Diocesi: Pisa, oggi pomeriggio saranno presentati i restauri di opere legate a San Tommaso d’Aquino

(Foto: diocesi di Pisa)

Saranno presentati oggi pomeriggio, alle ore 15.30, all’auditorium “Giuseppe Toniolo”, in piazza Arcivescovado, a Pisa, i restauri del “Trionfo di San Tommaso” di Lippo Memmi e della “Cattedra di San Tommaso”. Si tratta di due opere legate alla figura di San Tommaso d’Aquino, di cui ricorre quest’anno il 750° della morte.

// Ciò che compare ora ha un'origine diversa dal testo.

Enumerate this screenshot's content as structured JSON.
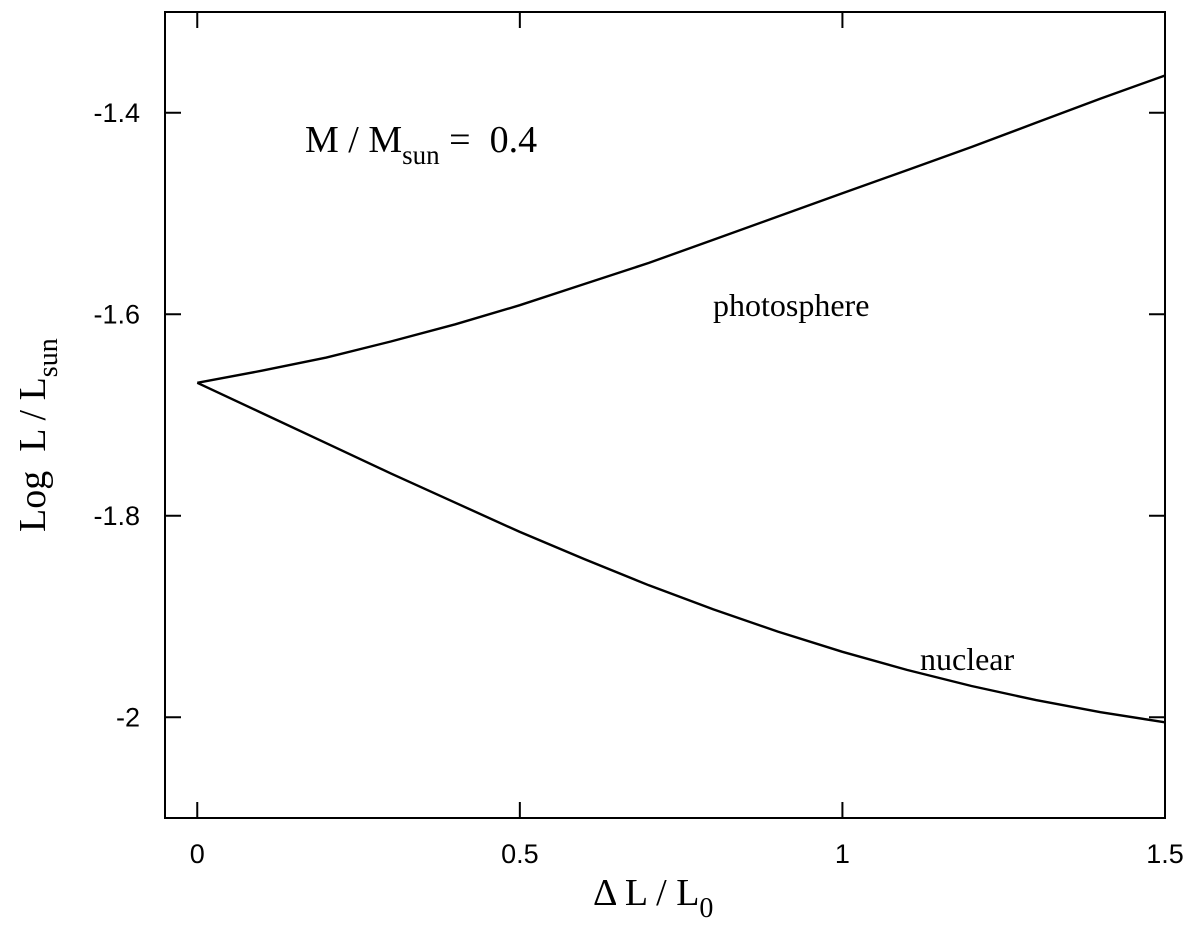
{
  "chart_data": {
    "type": "line",
    "xlabel": {
      "main": "Δ L / L",
      "sub": "0"
    },
    "ylabel": {
      "main": "Log  L / L",
      "sub": "sun"
    },
    "xlim": [
      -0.05,
      1.5
    ],
    "ylim": [
      -2.1,
      -1.3
    ],
    "xticks": [
      0,
      0.5,
      1,
      1.5
    ],
    "xtick_labels": [
      "0",
      "0.5",
      "1",
      "1.5"
    ],
    "yticks": [
      -2,
      -1.8,
      -1.6,
      -1.4
    ],
    "ytick_labels": [
      "-2",
      "-1.8",
      "-1.6",
      "-1.4"
    ],
    "grid": false,
    "annotation": {
      "main": "M / M",
      "sub": "sun",
      "value": " =  0.4"
    },
    "series": [
      {
        "label": "photosphere",
        "x": [
          0,
          0.1,
          0.2,
          0.3,
          0.4,
          0.5,
          0.6,
          0.7,
          0.8,
          0.9,
          1.0,
          1.1,
          1.2,
          1.3,
          1.4,
          1.5
        ],
        "y": [
          -1.668,
          -1.656,
          -1.643,
          -1.627,
          -1.61,
          -1.591,
          -1.57,
          -1.549,
          -1.526,
          -1.503,
          -1.48,
          -1.457,
          -1.434,
          -1.41,
          -1.386,
          -1.363
        ]
      },
      {
        "label": "nuclear",
        "x": [
          0,
          0.1,
          0.2,
          0.3,
          0.4,
          0.5,
          0.6,
          0.7,
          0.8,
          0.9,
          1.0,
          1.1,
          1.2,
          1.3,
          1.4,
          1.5
        ],
        "y": [
          -1.668,
          -1.698,
          -1.728,
          -1.758,
          -1.787,
          -1.816,
          -1.843,
          -1.869,
          -1.893,
          -1.915,
          -1.935,
          -1.953,
          -1.969,
          -1.983,
          -1.995,
          -2.005
        ]
      }
    ]
  }
}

Il complesso restauro del “Trionfo di San Tommaso” di Lippo Memmi è ormai concluso e l’opera sarà collocata nella chiesa di Santa Caterina in questi giorni, per essere nuovamente fruibile. Gli interventi sono stati realizzati con il contributo della Fondazione Pisa, sotto l’alta sorveglianza della Soprintendenza Abap di Pisa e Livorno, del soprintendente Valerio Tesi e del funzionario per la tutela storico artistica Elena Salotti, con il coordinamento dell’Ufficio diocesano per i beni culturali ecclesiastici. Invece è tuttora in corso il restauro della “Cattedra di San Tommaso”, realizzato con il contributo di Rotary Pisa, Rotary Pisa Galilei, Rotary Pisa Pacinotti. All’evento di oggi parteciperanno l’arcivescovo di Pisa, mons. Giovanni Paolo Benotto, il parroco, mons. Francesco Bachi, il presidente della Fondazione Pisa, Stefano Del Corso.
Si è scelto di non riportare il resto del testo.